Manchete e smbmanchetes da hora de O Globo online: Réveillon. Queima de fogos e Anitta embalam chegada de 2018. Cariocas e turistas pedem segurança, emprego e fim da corrupção/Ministro da Saúde libera meio bilhão de reais para aliados do governo. Recursos de emendas parlamentares foram destinados no penúltimo dia do ano/Governo abre 2018 com ministério bem diferente do prometido. ‘Notáveis’ deram espaço a políticos, número de pastas aumentou e ministros denunciados continuaram no cargo/Temer é diagnosticado com infecção urinária.

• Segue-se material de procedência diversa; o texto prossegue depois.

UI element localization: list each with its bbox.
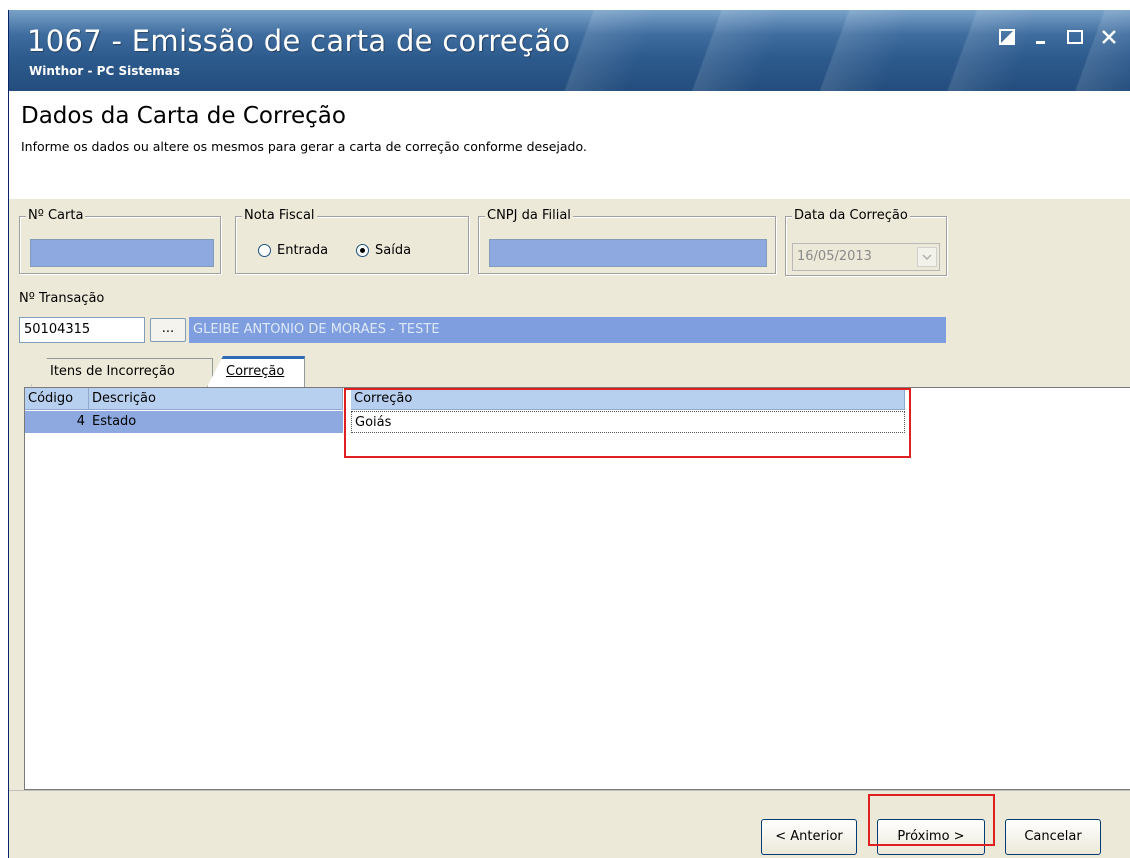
chevron-down-icon[interactable] — [917, 247, 937, 267]
cell-descricao: Estado — [92, 414, 137, 429]
tab-correcao-label: Correção — [226, 364, 285, 379]
maximize-icon[interactable] — [1062, 24, 1088, 50]
window-controls — [994, 24, 1122, 50]
radio-entrada-icon[interactable] — [258, 244, 271, 257]
data-correcao-value: 16/05/2013 — [797, 249, 872, 264]
num-carta-input[interactable] — [30, 239, 214, 267]
close-icon[interactable] — [1096, 24, 1122, 50]
anterior-label: < Anterior — [775, 829, 843, 844]
window-subtitle: Winthor - PC Sistemas — [29, 64, 180, 78]
page-header: Dados da Carta de Correção Informe os da… — [9, 91, 1130, 199]
column-header-descricao[interactable]: Descrição — [89, 388, 343, 410]
radio-entrada-label: Entrada — [277, 243, 329, 258]
cancelar-button[interactable]: Cancelar — [1005, 819, 1101, 855]
title-bar[interactable]: 1067 - Emissão de carta de correção Wint… — [9, 10, 1130, 91]
transacao-label: Nº Transação — [19, 291, 105, 306]
cnpj-label: CNPJ da Filial — [485, 208, 573, 223]
tab-itens-incorrecao[interactable]: Itens de Incorreção — [31, 358, 213, 386]
radio-saida-icon[interactable] — [356, 244, 369, 257]
highlight-correcao — [344, 388, 911, 458]
num-carta-group: Nº Carta — [19, 208, 221, 274]
tab-correcao[interactable]: Correção — [207, 356, 305, 387]
main-window: 1067 - Emissão de carta de correção Wint… — [8, 10, 1130, 858]
client-name-field: GLEIBE ANTONIO DE MORAES - TESTE — [189, 317, 946, 343]
nota-fiscal-group: Nota Fiscal Entrada Saída — [235, 208, 469, 274]
page-title: Dados da Carta de Correção — [21, 103, 346, 129]
anterior-button[interactable]: < Anterior — [761, 819, 857, 855]
cnpj-group: CNPJ da Filial — [478, 208, 776, 274]
radio-saida[interactable]: Saída — [356, 243, 411, 258]
window-title: 1067 - Emissão de carta de correção — [27, 24, 571, 58]
radio-entrada[interactable]: Entrada — [258, 243, 328, 258]
cnpj-input[interactable] — [489, 239, 767, 267]
table-row[interactable]: 4 Estado — [25, 411, 343, 433]
search-transacao-button[interactable]: ... — [150, 318, 186, 342]
highlight-proximo — [868, 794, 995, 846]
restore-icon[interactable] — [994, 24, 1020, 50]
cancelar-label: Cancelar — [1024, 829, 1082, 844]
cell-codigo: 4 — [76, 414, 85, 429]
data-correcao-label: Data da Correção — [792, 208, 910, 223]
page-description: Informe os dados ou altere os mesmos par… — [21, 139, 587, 154]
data-correcao-select[interactable]: 16/05/2013 — [792, 243, 940, 271]
nota-fiscal-label: Nota Fiscal — [242, 208, 317, 223]
minimize-icon[interactable] — [1028, 24, 1054, 50]
data-correcao-group: Data da Correção 16/05/2013 — [785, 208, 947, 276]
transacao-input[interactable]: 50104315 — [19, 317, 145, 343]
radio-saida-label: Saída — [375, 243, 412, 258]
column-header-codigo[interactable]: Código — [25, 388, 89, 410]
num-carta-label: Nº Carta — [26, 208, 86, 223]
tab-itens-incorrecao-label: Itens de Incorreção — [50, 364, 175, 379]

Equipe médica também vetou viagem de oito dias a quatro países do sudeste asiático. Palácio nega diagnóstico/Após reforma tributária, Estados Unidos voltam à dianteira. País deve crescer até 2,6% em 2018, mas estímulo ao PIB com corte de impostos pode ter fôlego curto/‘Botão nuclear está na minha mesa’, diz líder norte-coreano. Kim Jong-un disse que país precisa se concentrar em produzir ogivas nucleares em massa neste ano. 

Manchete e submanchetes da hora do Estadão online: Segurança Pública. Uso do Exército para combater o crime nos Estados cresce pelo menos 3 vezes. Levantamento do ‘Estado’ mostra como a tropa ampliou presença na rua e mobilizou cerca de 3,7 mil homens/Crime organizado e terrorismo são principais ameaças. ‘Pôr Forças Armadas nas ruas é dar férias para bandidos’/Leandro Karnal: Tratar de tendências é algo acima do ‘chute’ e abaixo da verdade. No geral, as expectativas para 2018 dizem respeito a vários conceitos opostos-complementares.

Manchete e submanchetes da hora da Folha online: Eleitor de Bolsonaro é o mais ativo nas redes sociais, indica Datafolha. Alcance de mensagens utilizando o aplicativo Whatsapp acende alerta sobre ‘fake news’/Tribunal Eleitoral terá composição mais ‘linha-dura’ durante a eleição. Eleições deste ano terão novas regras; entenda/Celso Rocha de Barros: Candidato de centro não deve ficar no meio do caminho nas discussões/Ficha Limpa traz paradoxo sobre a vontade popular/Painel: Luciano Huck pede para não ser excluído das pesquisas eleitorais/Dois em cada três latino-americanos terão novo governo em 2018. Com rumos díspares, países realizarão pleitos sem promessa de ondas de esquerda ou direita/Entrevista da 2ª. Nunca o conservadorismo foi tão despudorado, diz Zuenir Ventura. Autor de ‘1968, o ano que não terminou’, diz que legado daquele ano vive em movimentos sociais.